2) Rotator cuff repair for non-traumatic tears in older adults - A randomized trial comparing physical therapy, physical therapy plus acromioplasty, and physical therapy plus acromioplasty and rotator cuff repair found no differences between the control and surgery groups after one year. About 600,000 Americans undergo rotator cuff surgery every year.
3) Clavicle fracture plating in adolescents - In adolescents with clavicle fractures that were displaced and shortened, there were no differences between nonoperative management (a sling for the affected arm) and surgery in appearance, range of motion, or participation in sports activity two years after the injury. However, 1 in 4 adolescents who underwent surgery required re-operation for surgical complications.
4) Anterior cruciate ligament (ACL) reconstruction - In young, active adults with acute ACL tears, a randomized trial comparing early (within 10 weeks of the injury) ACL reconstructive surgery plus physical rehabilitation to rehabilitation plus optional delayed reconstruction up to 2 years after the injury found similar outcomes between the groups. 61 percent of the optional reconstruction group did not require surgery. More than 100,000 ACL reconstructions are performed in the U.S. each year.
5) Partial medial meniscectomy for adults with knee osteoarthritis and no mechanical symptoms - A randomized trial found no benefit of partial meniscectomy compared to sham surgery in adults with degenerative meniscal tears and no osteoarthritis. A systematic review of 7 trials came to the same conclusion. In adults with osteoarthritis, surgery plus physical therapy was not more effective than physical therapy alone. Arthroscopic partial meniscectomy is the most commonly performed orthopedic procedure in the U.S., with 700,000 operations annually.
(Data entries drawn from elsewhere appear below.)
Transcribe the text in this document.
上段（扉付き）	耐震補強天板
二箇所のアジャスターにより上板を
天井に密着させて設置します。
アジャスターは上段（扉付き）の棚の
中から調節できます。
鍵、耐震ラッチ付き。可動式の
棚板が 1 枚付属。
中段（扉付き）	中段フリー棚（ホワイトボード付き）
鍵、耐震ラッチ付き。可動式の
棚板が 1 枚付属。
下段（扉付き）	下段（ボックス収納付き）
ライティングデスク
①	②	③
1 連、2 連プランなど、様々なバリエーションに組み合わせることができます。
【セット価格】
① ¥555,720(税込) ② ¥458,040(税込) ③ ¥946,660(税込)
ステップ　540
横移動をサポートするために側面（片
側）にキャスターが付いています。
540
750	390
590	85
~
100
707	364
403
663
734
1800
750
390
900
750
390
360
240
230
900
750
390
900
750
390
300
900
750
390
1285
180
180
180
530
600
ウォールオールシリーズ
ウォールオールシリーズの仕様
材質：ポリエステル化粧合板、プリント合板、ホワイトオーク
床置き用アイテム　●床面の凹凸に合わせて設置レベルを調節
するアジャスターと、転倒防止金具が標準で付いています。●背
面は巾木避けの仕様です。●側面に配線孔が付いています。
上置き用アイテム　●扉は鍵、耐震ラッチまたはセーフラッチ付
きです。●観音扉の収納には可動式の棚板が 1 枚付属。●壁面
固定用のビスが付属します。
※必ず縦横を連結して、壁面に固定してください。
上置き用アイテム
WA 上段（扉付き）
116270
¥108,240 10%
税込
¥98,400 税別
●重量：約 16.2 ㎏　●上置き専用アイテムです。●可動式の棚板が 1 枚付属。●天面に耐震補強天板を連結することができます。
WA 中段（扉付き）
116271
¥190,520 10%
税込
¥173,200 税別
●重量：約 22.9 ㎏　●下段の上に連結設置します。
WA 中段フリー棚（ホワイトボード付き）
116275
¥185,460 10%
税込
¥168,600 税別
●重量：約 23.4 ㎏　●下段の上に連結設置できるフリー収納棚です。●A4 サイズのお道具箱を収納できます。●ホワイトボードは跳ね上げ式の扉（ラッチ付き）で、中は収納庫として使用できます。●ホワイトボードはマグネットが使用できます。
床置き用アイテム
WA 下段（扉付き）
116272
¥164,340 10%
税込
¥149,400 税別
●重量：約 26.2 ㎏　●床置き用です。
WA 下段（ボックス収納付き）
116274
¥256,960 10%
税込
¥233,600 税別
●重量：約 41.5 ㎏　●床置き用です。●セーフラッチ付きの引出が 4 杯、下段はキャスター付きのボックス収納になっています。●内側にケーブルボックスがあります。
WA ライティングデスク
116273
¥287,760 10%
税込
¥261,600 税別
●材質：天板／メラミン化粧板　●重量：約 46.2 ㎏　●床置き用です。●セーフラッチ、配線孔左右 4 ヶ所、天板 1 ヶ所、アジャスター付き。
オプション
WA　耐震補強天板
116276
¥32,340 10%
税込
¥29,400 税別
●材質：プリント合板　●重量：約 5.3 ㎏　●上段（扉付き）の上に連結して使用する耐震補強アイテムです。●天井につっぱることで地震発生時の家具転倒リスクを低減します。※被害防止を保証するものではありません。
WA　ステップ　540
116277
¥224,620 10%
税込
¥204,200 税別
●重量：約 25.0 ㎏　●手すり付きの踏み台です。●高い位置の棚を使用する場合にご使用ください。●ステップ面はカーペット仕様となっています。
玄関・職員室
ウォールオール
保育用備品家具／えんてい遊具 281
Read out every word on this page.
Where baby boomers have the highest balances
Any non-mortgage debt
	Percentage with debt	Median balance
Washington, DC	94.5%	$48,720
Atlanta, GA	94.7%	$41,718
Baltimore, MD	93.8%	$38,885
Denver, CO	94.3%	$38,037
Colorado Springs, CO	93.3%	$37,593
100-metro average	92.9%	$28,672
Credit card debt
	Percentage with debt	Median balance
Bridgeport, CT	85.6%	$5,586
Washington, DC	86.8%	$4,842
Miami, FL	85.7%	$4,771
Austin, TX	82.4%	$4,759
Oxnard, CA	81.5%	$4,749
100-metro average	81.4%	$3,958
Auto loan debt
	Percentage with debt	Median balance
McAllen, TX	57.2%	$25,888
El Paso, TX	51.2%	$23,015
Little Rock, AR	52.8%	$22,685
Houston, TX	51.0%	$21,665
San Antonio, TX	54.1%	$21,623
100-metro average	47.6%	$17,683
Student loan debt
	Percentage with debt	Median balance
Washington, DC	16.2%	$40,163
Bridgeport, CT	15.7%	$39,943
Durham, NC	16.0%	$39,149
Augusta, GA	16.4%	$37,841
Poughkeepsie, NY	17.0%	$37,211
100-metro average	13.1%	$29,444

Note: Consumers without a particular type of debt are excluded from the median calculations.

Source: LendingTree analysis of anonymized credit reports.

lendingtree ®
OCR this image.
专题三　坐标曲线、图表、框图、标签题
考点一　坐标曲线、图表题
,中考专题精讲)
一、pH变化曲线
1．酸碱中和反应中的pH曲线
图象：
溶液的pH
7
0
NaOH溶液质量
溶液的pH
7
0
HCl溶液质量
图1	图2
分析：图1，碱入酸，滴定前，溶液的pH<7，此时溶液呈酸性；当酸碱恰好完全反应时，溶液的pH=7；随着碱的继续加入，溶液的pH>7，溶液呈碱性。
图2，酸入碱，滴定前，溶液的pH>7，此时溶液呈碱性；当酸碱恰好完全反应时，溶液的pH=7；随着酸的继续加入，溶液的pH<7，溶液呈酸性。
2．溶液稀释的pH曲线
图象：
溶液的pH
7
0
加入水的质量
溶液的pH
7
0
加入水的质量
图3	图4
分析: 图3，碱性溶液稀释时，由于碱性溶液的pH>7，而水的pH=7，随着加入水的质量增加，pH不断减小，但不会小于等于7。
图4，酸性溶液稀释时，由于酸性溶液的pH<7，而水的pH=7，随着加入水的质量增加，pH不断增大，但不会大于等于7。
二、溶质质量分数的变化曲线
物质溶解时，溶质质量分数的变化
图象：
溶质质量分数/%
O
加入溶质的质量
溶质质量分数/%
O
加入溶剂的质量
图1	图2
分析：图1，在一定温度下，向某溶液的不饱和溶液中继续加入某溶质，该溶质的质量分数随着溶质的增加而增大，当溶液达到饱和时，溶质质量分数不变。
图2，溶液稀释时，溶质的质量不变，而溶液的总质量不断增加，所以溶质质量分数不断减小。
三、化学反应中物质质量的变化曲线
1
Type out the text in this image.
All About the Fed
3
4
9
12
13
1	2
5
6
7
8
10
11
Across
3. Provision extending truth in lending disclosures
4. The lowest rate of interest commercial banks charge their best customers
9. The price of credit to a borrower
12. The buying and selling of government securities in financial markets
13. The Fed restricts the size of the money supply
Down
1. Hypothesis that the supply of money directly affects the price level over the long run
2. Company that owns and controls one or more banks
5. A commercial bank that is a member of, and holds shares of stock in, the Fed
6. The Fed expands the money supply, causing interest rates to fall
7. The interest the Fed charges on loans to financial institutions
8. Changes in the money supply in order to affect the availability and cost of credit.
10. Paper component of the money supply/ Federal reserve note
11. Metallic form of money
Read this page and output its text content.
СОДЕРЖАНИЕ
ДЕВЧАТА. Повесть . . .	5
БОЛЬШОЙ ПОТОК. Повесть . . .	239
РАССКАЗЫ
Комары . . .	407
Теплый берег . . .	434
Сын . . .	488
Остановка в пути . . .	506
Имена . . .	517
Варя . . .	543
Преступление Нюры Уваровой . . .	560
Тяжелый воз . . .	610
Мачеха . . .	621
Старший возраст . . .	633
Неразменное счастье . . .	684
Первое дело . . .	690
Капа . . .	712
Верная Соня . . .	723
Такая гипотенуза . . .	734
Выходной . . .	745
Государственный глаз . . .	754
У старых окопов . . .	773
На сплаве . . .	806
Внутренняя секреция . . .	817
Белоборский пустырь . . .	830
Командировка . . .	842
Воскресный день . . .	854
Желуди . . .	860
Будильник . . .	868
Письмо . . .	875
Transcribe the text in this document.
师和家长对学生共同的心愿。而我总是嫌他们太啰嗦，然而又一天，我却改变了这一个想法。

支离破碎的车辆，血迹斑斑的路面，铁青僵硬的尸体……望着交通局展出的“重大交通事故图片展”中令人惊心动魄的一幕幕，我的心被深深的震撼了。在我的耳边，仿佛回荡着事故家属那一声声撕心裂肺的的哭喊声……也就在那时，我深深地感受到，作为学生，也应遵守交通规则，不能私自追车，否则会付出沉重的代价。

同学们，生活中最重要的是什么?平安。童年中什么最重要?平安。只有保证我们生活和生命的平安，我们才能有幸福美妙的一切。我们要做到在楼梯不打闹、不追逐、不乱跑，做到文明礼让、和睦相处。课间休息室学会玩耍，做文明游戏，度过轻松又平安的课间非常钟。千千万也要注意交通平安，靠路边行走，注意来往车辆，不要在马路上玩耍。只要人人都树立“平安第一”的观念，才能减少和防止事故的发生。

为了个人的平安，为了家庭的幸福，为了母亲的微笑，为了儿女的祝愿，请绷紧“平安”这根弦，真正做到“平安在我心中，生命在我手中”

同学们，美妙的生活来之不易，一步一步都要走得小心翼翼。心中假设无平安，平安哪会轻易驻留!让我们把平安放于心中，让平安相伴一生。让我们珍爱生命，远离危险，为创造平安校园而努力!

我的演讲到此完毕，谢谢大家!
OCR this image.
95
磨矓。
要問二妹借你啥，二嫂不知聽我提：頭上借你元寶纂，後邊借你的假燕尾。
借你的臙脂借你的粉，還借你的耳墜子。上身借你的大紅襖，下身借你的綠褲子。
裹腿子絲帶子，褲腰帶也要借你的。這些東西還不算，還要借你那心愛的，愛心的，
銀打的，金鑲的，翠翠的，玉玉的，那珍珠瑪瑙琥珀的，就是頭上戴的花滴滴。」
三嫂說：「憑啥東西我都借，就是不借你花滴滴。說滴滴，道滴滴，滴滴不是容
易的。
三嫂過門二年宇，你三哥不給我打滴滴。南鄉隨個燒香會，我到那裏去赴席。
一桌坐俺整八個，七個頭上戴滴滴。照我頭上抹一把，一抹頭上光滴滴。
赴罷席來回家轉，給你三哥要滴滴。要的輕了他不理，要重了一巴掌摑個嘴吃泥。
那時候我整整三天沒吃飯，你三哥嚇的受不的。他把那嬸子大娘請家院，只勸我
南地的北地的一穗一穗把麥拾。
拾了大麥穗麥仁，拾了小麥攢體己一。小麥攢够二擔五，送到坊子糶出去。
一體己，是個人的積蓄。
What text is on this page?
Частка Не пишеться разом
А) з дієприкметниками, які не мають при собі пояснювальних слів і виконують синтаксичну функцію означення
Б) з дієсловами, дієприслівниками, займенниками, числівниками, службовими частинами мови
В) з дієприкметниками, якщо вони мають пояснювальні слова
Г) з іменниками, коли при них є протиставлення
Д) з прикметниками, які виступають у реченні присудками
Finally, a randomized trial just published in JAMA suggested that another procedure whose use is increasing worldwide provides no benefits.
6) Surgery for adults with displaced proximal humerus fractures - Patients who underwent fracture fixation or humeral head replacement within 3 weeks of sustaining a displaced fracture of the proximal humerus had no better outcomes than patients assigned to nonoperative management (sling immobilization) after 2 years.
What accounts for the continued popularity of ineffective orthopedic procedures? Excessive magnetic resonance imaging (MRI) plays a role; immediate MRI is rarely indicated for common musculoskeletal conditions, and may often provide deceptive or confusing results, such as identifying meniscal tears that are unlikely to be the cause of patients' chronic knee pain. Primary care clinicians' lack of comfort with the orthopedic examination may lead to unnecessary referrals. Patients who perceive surgery to be a "quick fix" may not have the patience to stick with physical therapy and rehabilitation. And there is the inescapable reality that, necessary or not, these procedures pay well.